Recommendations include the extension of VoiceBench to: (1) evaluation of synthesized speech output and end-to-end S2S metrics; (2) increased coverage of real human recordings, code-switching, long-context dialogue, and non-English languages; (3) noisy and adversarial environments with dynamic user interaction; (4) unified pipeline vs. E2E evaluation frameworks; and (5) quantitative paralinguistic and emotional intelligence assessments (Chen et al., 2024, Jain et al., 9 Oct 2025, Liu et al., 21 May 2025, Selvakumar et al., 14 Jul 2025).

VoiceBench is now co-cited, extended, or cross-compared in all major speech and agentic LLM evaluation pipelines (Jain et al., 9 Oct 2025, Lu et al., 3 Jul 2025, Ray et al., 14 Mar 2026, Shao et al., 31 Dec 2025).

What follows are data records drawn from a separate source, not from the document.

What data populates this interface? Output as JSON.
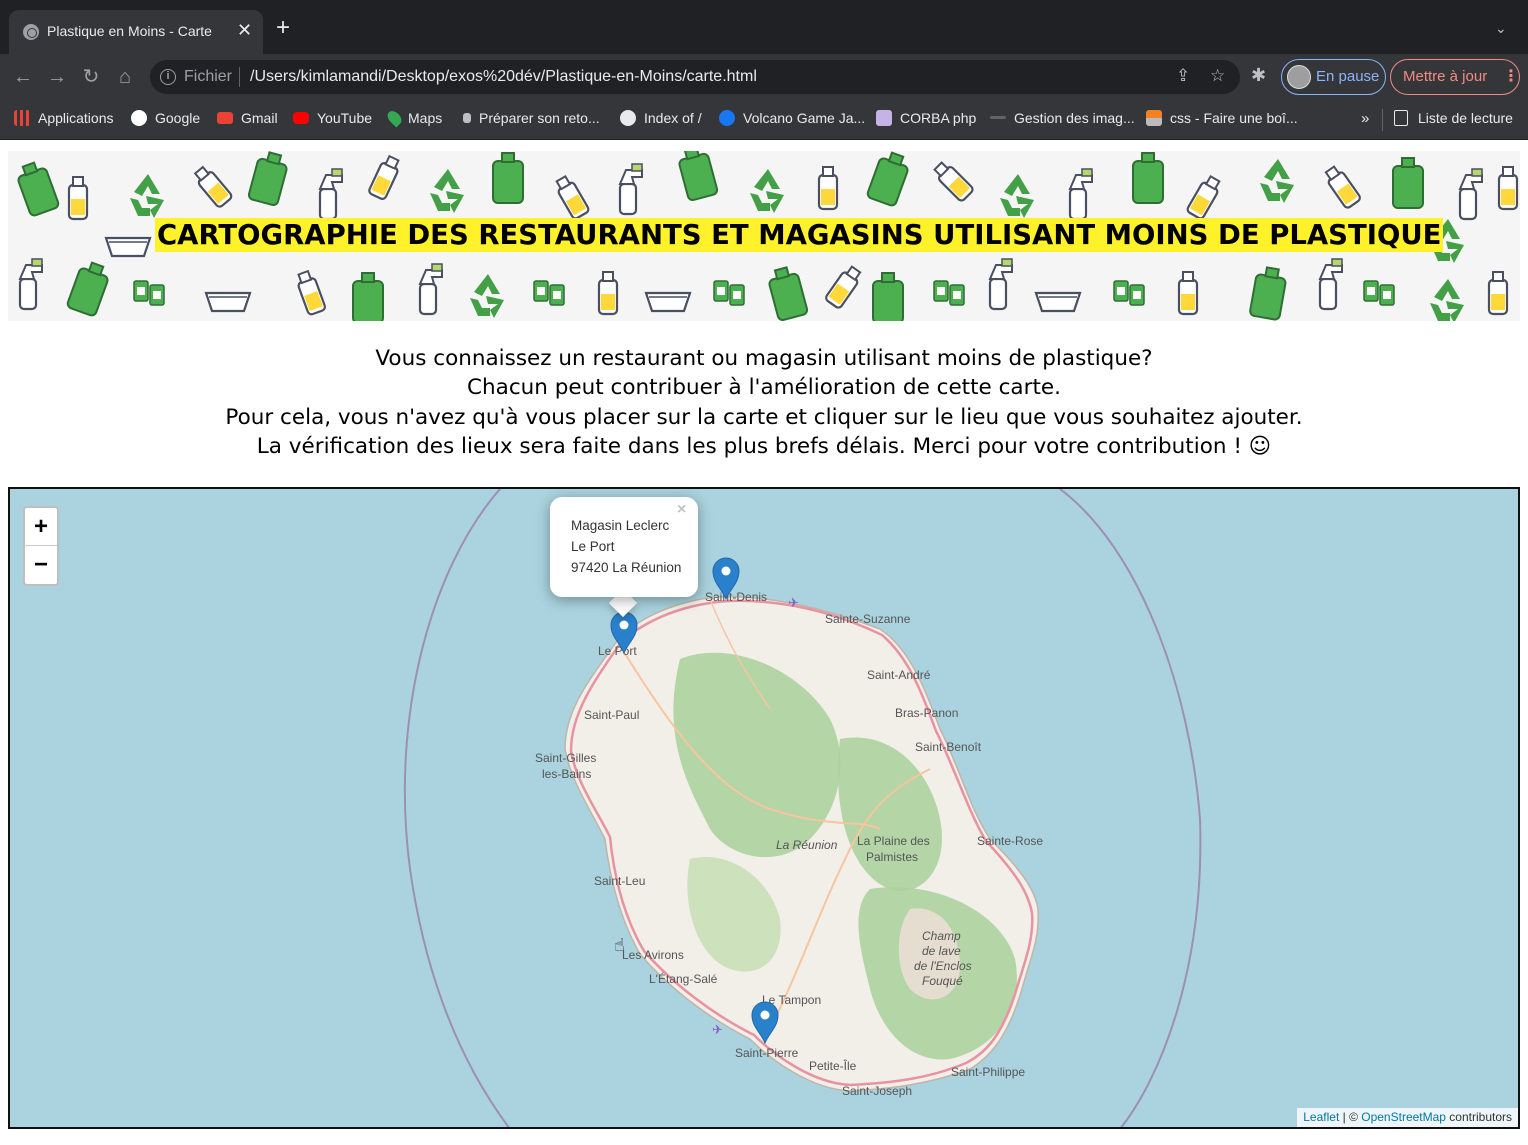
{
  "browser": {
    "tab_title": "Plastique en Moins - Carte",
    "tab_close": "✕",
    "new_tab": "+",
    "tab_list": "⌄",
    "nav": {
      "back": "←",
      "forward": "→",
      "reload": "↻",
      "home": "⌂"
    },
    "scheme": "Fichier",
    "url": "/Users/kimlamandi/Desktop/exos%20dév/Plastique-en-Moins/carte.html",
    "profile_label": "En pause",
    "update_label": "Mettre à jour",
    "update_menu": "⋮",
    "extension_icon": "✱"
  },
  "bookmarks": [
    {
      "label": "Applications",
      "icon": "apps-grid-icon",
      "color": "#ea4335"
    },
    {
      "label": "Google",
      "icon": "google-icon",
      "color": "#ffffff"
    },
    {
      "label": "Gmail",
      "icon": "gmail-icon",
      "color": "#ea4335"
    },
    {
      "label": "YouTube",
      "icon": "youtube-icon",
      "color": "#ff0000"
    },
    {
      "label": "Maps",
      "icon": "maps-icon",
      "color": "#34a853"
    },
    {
      "label": "Préparer son reto...",
      "icon": "page-icon",
      "color": "#bdc1c6"
    },
    {
      "label": "Index of /",
      "icon": "globe-icon",
      "color": "#bdc1c6"
    },
    {
      "label": "Volcano Game Ja...",
      "icon": "facebook-icon",
      "color": "#1877f2"
    },
    {
      "label": "CORBA php",
      "icon": "bookmark-icon",
      "color": "#b39ddb"
    },
    {
      "label": "Gestion des imag...",
      "icon": "dash-icon",
      "color": "#5f6368"
    },
    {
      "label": "css - Faire une boî...",
      "icon": "stackoverflow-icon",
      "color": "#f48024"
    }
  ],
  "bookmarks_more": "»",
  "reading_list": "Liste de lecture",
  "page": {
    "title": "CARTOGRAPHIE DES RESTAURANTS ET MAGASINS UTILISANT MOINS DE PLASTIQUE",
    "intro": [
      "Vous connaissez un restaurant ou magasin utilisant moins de plastique?",
      "Chacun peut contribuer à l'amélioration de cette carte.",
      "Pour cela, vous n'avez qu'à vous placer sur la carte et cliquer sur le lieu que vous souhaitez ajouter.",
      "La vérification des lieux sera faite dans les plus brefs délais. Merci pour votre contribution ! ☺"
    ],
    "accent_yellow": "#fff22a"
  },
  "map": {
    "zoom_in": "+",
    "zoom_out": "−",
    "popup": {
      "close": "×",
      "lines": [
        "Magasin Leclerc",
        "Le Port",
        "97420 La Réunion"
      ]
    },
    "place_labels": {
      "saint_denis": "Saint-Denis",
      "sainte_suzanne": "Sainte-Suzanne",
      "le_port": "Le Port",
      "saint_andre": "Saint-André",
      "saint_paul": "Saint-Paul",
      "bras_panon": "Bras-Panon",
      "saint_benoit": "Saint-Benoît",
      "saint_gilles_1": "Saint-Gilles",
      "saint_gilles_2": "les-Bains",
      "la_reunion": "La Réunion",
      "plaine_1": "La Plaine des",
      "plaine_2": "Palmistes",
      "sainte_rose": "Sainte-Rose",
      "saint_leu": "Saint-Leu",
      "enclos_1": "Champ",
      "enclos_2": "de lave",
      "enclos_3": "de l'Enclos",
      "enclos_4": "Fouqué",
      "les_avirons": "Les Avirons",
      "etang_sale": "L'Étang-Salé",
      "tampon_1": "Le Tampon",
      "saint_pierre": "Saint-Pierre",
      "petite_ile": "Petite-Île",
      "saint_philippe": "Saint-Philippe",
      "saint_joseph": "Saint-Joseph"
    },
    "attribution": {
      "leaflet": "Leaflet",
      "sep": " | © ",
      "osm": "OpenStreetMap",
      "suffix": " contributors"
    },
    "colors": {
      "sea": "#aad3df",
      "land": "#f2efe9",
      "forest": "#add19e",
      "road": "#e892a2",
      "marker": "#2a81cb"
    }
  }
}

Major related efforts include VocalBench (open S2S, paralinguistic and robustness focus) (Liu et al., 21 May 2025), VocalBench-zh (Mandarin S2S) (Liu et al., 11 Nov 2025), and VCB Bench (real-speech Mandarin agent control and robustness) (Hu et al., 13 Oct 2025). Omnimodal extensions such as MultiVox (Selvakumar et al., 14 Jul 2025) natively incorporate audio+visual context with explicit assessment of speech grounding, further broadening the VoiceBench paradigm.

By establishing a standard for rigorous, end-to-end speech interaction testing, VoiceBench is central to progress in robust and trustworthy conversational AI, illuminating mechanisms and bottlenecks in agent inference, training, and architecture across modalities.